Over the next couple of weeks our out-of-state attorney continued to complete paperwork there. Finally he sent us his final bill of another $1500, giving us until January to pay it. That was great, because we had to retain another attorney here in Minnesota, for another $3500, in addition to the post-placement report of $500 we need to fulfill state requirements. In case you've lost track, so far that's $5500 of unexpected expenses for this adoption. Thankfully all the paperwork is done, the state of Minnesota has given their approval, and the attorney only needs to submit everything to the court to finalize.
So here we are. I'm stressed out!! We don't HAVE any extra money to keep coming up with more. People have garage sales to raise money and I have no idea how they actually have TIME to do it! Every night I wake up anxious and stressed. As a way to de-stress I started running using the Couch to 5K running program. I made it through breast cancer, rebuilt my body and lost 70 lbs, why not start running, right? Now, I have started this program before. Several times, in fact. But I have never made it past week 3. Tonight I started week four, I felt pretty good starting out but by 15 minutes in I thought it was going to kill me. While running I was begging God, "God, please make this running thing easier. Please make my knees stop hurting. Please make me not feel 50 years old. And please make the pavement not so hard. Please make breathing easier. Please give me motivation. Please please please...."

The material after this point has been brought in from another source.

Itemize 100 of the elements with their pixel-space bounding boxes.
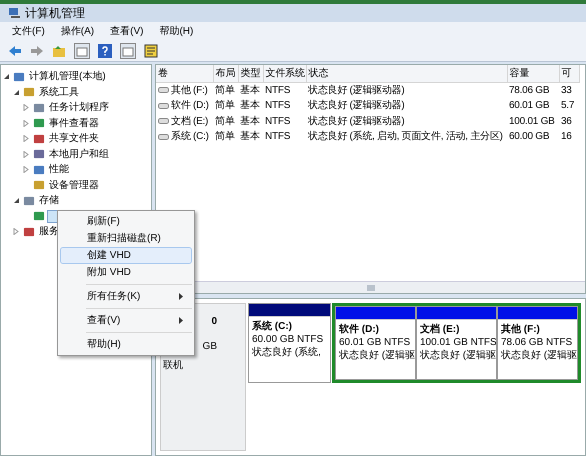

And then I realized something. I lack focus. I spend the entire run wishing for it to be over, which is why I've never made it past week three! What if there were something at the finish line? What if, instead of running just to run...I run for a purpose!!! People do this every day, right? They run 5k's as fundraisers for various organizatons, and causes. I would be running a 5K three days a week for the next six weeks!
So now, I'm going to run for Amos!!!! Yes, that's right. I made it through the easy part of the Couch to 5K program and now I need motivation, and I'm going to run to that finish line for Amos. Will you help me? I have five weeks left of this program, and I'd like to raise the rest of the funds to complete this adoption in that 5 weeks. Five weeks of running to give that smiling little guy at the top of this page his forever family once and for all. Every dollar raised - roughly $92 per mile - will be your words of encouragement to me. Will you help me? Will you be my cheering section? Will you stand at that imaginary finish line holding his picture up, shouting his name?